L’attacco di Donald Trump e Benjamin Netanyahu contro Teheran, con la conseguente risposta iraniana che ha chiuso il transito navale nello stretto di Hormuz, ha rimesso il Medio Oriente al centro della scacchiera energetica, facendo scattare forti aumenti dei prezzi.
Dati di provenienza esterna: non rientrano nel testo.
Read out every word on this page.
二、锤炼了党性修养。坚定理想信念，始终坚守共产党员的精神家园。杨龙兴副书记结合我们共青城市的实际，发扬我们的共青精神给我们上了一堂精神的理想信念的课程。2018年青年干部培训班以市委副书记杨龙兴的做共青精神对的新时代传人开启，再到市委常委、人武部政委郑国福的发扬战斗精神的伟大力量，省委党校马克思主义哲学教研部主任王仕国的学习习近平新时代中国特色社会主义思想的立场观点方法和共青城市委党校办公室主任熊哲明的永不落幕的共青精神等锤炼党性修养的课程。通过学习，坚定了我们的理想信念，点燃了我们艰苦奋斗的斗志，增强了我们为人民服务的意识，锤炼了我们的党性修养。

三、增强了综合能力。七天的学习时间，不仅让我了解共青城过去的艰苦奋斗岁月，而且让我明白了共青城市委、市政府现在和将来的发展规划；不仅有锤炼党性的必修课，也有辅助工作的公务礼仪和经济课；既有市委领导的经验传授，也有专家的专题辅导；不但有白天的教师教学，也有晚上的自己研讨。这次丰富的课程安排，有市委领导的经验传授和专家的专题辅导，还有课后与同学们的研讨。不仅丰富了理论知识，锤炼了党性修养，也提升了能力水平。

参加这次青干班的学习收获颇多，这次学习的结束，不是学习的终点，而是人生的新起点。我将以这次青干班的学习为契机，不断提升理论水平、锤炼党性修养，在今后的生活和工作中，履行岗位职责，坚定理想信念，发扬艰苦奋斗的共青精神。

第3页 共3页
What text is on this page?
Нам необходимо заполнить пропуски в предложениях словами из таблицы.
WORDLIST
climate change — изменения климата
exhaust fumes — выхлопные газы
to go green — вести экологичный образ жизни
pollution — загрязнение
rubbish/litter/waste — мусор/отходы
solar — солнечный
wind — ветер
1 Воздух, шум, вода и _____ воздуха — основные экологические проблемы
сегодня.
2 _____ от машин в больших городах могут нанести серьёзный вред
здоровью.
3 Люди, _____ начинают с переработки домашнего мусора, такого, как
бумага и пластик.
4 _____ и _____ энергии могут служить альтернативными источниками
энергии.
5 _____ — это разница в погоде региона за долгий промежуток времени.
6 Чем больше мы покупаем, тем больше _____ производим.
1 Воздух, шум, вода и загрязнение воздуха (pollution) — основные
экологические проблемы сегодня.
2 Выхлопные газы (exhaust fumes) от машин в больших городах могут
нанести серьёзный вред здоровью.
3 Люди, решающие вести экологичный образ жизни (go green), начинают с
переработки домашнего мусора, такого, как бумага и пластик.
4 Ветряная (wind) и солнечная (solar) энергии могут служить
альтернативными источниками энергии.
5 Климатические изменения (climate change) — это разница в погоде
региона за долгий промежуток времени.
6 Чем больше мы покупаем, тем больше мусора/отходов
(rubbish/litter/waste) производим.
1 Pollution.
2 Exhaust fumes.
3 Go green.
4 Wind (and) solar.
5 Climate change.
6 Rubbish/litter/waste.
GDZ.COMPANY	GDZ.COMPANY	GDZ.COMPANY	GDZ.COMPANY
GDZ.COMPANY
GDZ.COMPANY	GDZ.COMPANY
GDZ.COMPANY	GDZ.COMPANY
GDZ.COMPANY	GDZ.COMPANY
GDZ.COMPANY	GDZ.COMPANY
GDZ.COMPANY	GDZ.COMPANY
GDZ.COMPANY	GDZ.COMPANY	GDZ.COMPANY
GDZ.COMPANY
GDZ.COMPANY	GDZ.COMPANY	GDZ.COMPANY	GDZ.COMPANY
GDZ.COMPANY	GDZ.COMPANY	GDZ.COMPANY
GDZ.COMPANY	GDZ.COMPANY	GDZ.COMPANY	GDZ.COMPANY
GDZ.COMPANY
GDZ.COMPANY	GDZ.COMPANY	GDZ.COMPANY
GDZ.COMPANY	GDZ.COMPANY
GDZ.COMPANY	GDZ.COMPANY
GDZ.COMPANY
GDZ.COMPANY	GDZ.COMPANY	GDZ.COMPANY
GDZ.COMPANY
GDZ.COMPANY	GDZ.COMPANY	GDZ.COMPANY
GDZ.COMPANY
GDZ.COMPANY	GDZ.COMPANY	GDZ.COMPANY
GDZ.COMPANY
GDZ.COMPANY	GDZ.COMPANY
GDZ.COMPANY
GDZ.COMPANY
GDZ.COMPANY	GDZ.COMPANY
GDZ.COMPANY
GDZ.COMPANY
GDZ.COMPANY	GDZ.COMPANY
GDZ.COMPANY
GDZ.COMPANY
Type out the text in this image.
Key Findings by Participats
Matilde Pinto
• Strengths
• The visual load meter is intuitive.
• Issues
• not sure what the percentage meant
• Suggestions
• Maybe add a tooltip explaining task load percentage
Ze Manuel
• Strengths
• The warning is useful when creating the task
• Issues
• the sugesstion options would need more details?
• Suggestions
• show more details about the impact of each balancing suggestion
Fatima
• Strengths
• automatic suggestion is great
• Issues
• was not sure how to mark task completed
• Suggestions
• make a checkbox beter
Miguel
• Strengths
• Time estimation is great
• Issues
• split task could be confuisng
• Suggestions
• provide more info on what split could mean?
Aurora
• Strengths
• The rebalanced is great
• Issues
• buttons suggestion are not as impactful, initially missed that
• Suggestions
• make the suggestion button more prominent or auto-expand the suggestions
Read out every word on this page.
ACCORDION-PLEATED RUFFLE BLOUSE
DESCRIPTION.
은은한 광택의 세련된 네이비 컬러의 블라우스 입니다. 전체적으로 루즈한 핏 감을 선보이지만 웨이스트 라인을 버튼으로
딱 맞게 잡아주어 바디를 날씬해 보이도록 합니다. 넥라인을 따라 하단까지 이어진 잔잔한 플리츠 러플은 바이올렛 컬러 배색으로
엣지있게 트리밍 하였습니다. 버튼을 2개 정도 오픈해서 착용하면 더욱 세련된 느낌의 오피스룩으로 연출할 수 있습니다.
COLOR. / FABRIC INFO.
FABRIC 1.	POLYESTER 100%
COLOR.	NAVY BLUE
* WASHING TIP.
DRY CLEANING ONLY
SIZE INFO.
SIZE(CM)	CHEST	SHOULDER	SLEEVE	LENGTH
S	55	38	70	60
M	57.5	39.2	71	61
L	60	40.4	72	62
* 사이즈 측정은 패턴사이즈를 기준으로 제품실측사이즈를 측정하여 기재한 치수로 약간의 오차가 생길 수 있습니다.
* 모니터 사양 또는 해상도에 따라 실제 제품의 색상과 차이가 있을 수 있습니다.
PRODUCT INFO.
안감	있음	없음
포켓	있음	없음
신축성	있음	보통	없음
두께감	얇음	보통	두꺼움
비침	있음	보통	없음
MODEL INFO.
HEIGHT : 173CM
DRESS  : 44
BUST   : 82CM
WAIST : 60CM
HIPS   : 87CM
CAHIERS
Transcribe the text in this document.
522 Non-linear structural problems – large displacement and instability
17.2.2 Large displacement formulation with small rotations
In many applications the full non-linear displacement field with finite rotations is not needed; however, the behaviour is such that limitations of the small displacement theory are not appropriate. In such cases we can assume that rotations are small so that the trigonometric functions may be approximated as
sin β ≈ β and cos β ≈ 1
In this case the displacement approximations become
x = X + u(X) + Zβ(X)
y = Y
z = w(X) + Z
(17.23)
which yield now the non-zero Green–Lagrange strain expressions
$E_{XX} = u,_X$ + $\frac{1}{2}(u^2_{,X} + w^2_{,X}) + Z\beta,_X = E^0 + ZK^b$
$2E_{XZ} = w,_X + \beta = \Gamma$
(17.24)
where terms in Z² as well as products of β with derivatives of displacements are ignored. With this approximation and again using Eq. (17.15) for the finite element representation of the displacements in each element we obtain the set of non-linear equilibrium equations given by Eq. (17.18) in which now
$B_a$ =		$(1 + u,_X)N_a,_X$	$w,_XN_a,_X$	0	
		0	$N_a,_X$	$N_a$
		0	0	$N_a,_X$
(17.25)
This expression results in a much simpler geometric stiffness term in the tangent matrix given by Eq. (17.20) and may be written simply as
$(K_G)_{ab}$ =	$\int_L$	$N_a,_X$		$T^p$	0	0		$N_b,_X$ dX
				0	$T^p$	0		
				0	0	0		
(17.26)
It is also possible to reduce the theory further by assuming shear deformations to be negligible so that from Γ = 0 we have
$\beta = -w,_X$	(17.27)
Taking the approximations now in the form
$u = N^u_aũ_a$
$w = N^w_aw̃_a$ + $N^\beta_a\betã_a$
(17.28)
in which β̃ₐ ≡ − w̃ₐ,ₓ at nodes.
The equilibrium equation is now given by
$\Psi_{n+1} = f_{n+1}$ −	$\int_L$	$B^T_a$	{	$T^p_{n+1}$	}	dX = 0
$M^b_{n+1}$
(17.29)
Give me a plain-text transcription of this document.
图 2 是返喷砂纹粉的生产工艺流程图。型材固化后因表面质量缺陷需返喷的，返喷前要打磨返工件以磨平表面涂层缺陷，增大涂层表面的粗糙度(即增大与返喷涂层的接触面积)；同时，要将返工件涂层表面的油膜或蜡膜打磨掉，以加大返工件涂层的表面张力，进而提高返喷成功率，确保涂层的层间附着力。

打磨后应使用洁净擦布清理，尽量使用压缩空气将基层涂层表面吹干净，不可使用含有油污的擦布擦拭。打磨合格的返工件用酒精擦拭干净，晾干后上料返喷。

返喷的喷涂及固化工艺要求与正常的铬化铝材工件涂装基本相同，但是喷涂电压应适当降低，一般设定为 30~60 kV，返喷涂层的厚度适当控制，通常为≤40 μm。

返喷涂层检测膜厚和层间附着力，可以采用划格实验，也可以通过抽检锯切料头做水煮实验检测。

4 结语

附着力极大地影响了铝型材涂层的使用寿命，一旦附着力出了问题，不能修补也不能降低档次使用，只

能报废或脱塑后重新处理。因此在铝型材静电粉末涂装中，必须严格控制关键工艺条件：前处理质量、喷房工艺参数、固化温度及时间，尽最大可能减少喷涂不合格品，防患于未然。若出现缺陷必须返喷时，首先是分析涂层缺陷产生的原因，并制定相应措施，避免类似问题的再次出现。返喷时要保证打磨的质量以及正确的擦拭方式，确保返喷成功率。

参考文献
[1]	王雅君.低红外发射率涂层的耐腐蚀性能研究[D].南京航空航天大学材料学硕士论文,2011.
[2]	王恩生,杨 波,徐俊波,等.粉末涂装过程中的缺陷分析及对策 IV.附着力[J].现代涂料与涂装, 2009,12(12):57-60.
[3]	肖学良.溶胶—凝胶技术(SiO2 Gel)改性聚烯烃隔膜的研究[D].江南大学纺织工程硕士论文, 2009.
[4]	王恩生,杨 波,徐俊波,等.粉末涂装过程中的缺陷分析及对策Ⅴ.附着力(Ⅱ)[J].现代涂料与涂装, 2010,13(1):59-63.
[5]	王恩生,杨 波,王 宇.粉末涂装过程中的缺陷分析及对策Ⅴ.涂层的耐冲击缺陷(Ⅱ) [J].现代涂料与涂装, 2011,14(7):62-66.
La guerra in Iran infiamma il caro carburante
Sui mercati internazionali il Brent ha segnato un +6,7%. Qualcuno potrebbe pensare che si tratti di numeri tutto sommato gestibili, ma la situazione è ben più grave di come sembri. Questo peché il gasolio ha fatto un balzo di oltre il 16%, toccando livelli che non si vedevano dal 14 febbraio 2024.
Il diesel self service è arrivato a 1,728 euro al litro, mentre la benzina self service si attesta a 1,674 euro. Al servito si sale a 1,865 per il diesel e 1,813 per la verde. E sulle autostrade la situazione è ben peggiore con entrambi i carburanti che sfondano i due euro al litro per il servito.
Ecco i listini aggiornati
Davanti a queste tensioni internazionali, le compagnie non sono rimaste ferme a guardare e come sempre accade hanno rivisto i propri listini. Eni ha alzato di quattro centesimi benzina e gasolio, IP segna +3 centesimi sulla verde e +6 sul diesel, Q8 aggiunge cinque centesimi su entrambi, mentre Tamoil si ferma a +3.
E non è tutto. Le medie nazionali, elaborate da Staffetta Quotidiana sui dati dell’Osservatorio prezzi del ministero, raccontano di un mercato che ha già incorporato lo shock, ma che potrebbe non aver finito di digerirlo. Insomma se l’instabilità dovesse protrarsi a lungo, allora il trend rialzista potrebbe proseguire con effetti difficilmente immaginabili per l’economia delle famiglie e dell’intero Paese.